Note: Don Featherstone of Fitchburg, Massachusetts, was awarded the 1996 Ig Nobel Art prize for his ornamentally evolutionary invention, the plastic pink flamingo.
• The Yawn “A socially contagious gaping behavior, often difficult to suppress.”
Note: Anna Wilkinson (of the UK), Natalie Sebanz (of THE NETHERLANDS, HUNGARY, and AUSTRIA), Isabella Mandl (of AUSTRIA) and Ludwig Huber (of AUSTRIA) won the 2011 Ig Nobel physiology prize for their study “No Evidence of Contagious Yawning in the Red-Footed Tortoise.”
• Coca-Cola® “A cola’s sugary taste reconnects us with our fruit-eating primate past. When Eocene-primate ancestors took to the trees ca. 50 m.y.a., they supplemented a basically insect diet with ripened fruit. Drinking a Coke, we are briefly absorbed in the present moment, i.e., in the animal sense of the now.”
Note: The 2008 Ig Nobel chemistry prize was awaded to Sharee A. Umpierre of the University of Puerto Rico, Joseph A. Hill of The Fertility Centers of New England (USA), Deborah J. Anderson of Boston University School of Medicine and Harvard Medical School (USA), for discovering that Coca-Cola is an effective spermicide, and to Chuang-Ye Hong of Taipei Medical University (Taiwan), C.C. Shieh, P. Wu, and B.N. Chiang (all of Taiwan) for discovering that it is not.
• Existential Crunch “We crave the crunchiness of nuts, and extend the properties of crunching to crackers and corn chips, which are served crisp.”
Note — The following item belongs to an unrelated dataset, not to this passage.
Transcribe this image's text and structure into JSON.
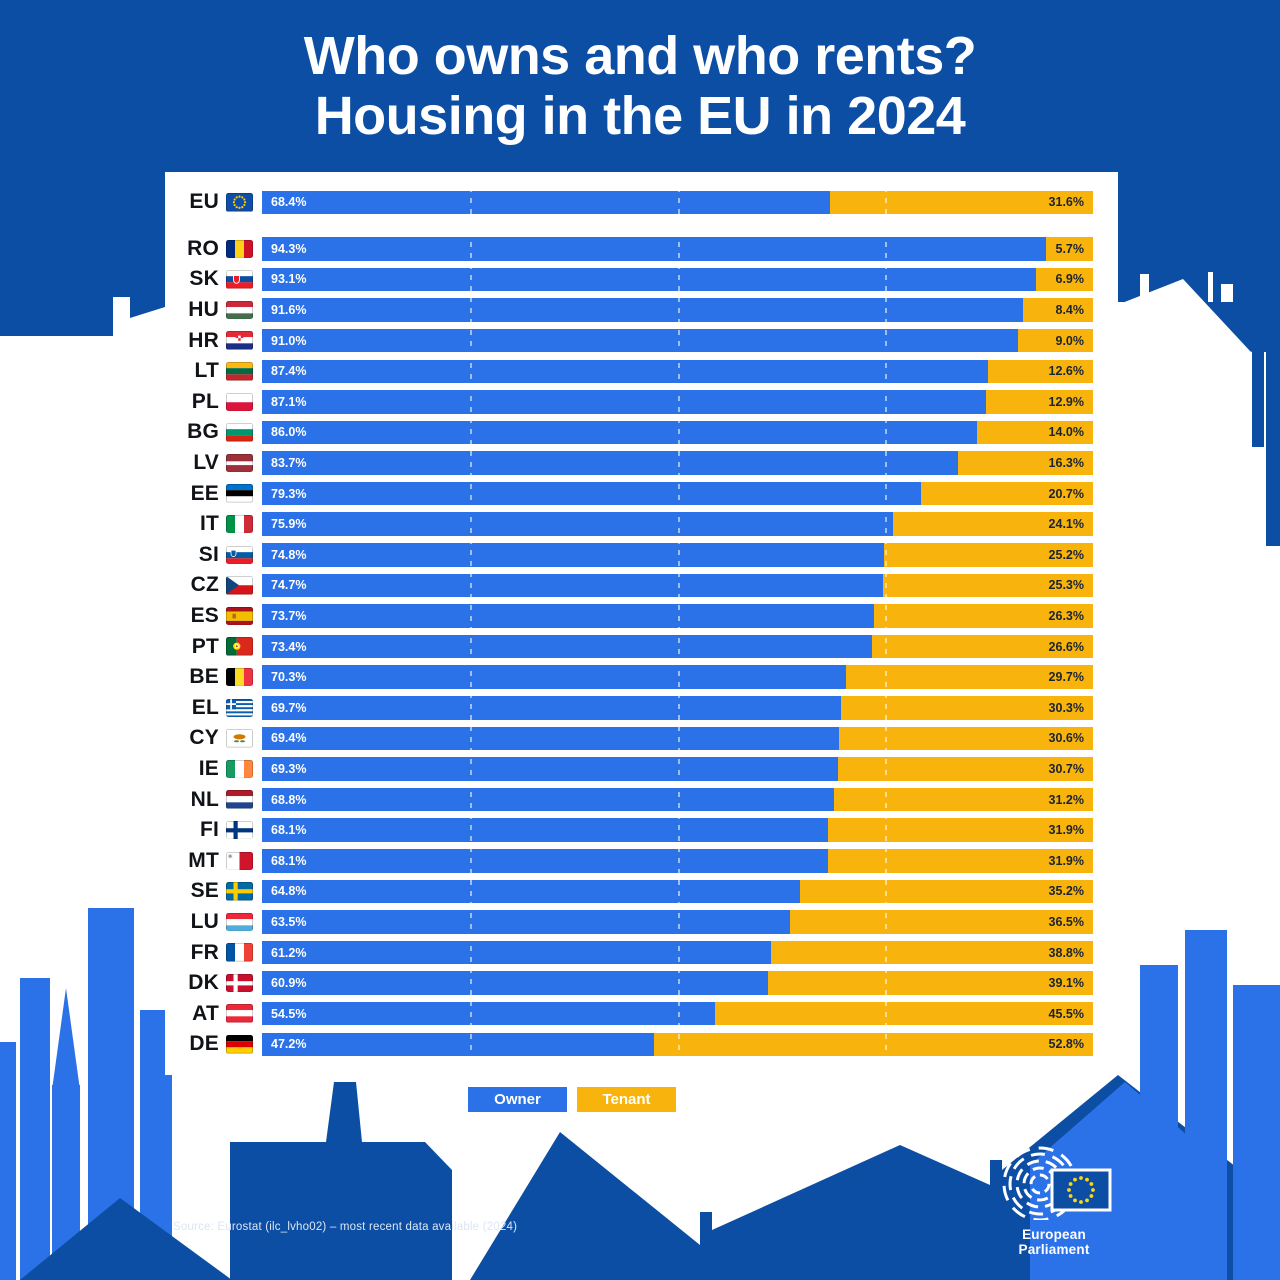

Note: The 2008 Ig Nobel prize for nutrition was awarded to Massimiliano Zampini of the University of Trento, Italy and Charles Spence of Oxford University, UK, won the IgNobel 2008 Nutrition prize for electronically modifying the sound of a potato chip to make the person chewing the chip believe it to be crisper and fresher than it really is.
Also well worth investigating :
• Blue Jeans “According to NASA, the mean buttock circumference in men is 39.2, and in women 37.4, inches. Though women have fuller, rounder bottoms, derrieres of both sexes are featured in jeans ads”
• High Heels “Nonverbally, high heels stand wearers precariously up on their tiptoes, thus shifting the body’s center of gravity forward, and causing a compensatory forward lean. The derri?–already prominent by primate standards–protrudes an additional 25%” (Also see: Heel Thyself. Do shoes cause schizophrenia?)
• Antigravity Sign “One of several nonverbal cues derived from body movements designed to counteract the pull of gravity.”
• Neck Dimples “The neck dimple is a frail part of our anatomy, revealed by upright posture and hairless skin. An expressive body part, its fragility is either left uncovered for display, or concealed by neckwear.”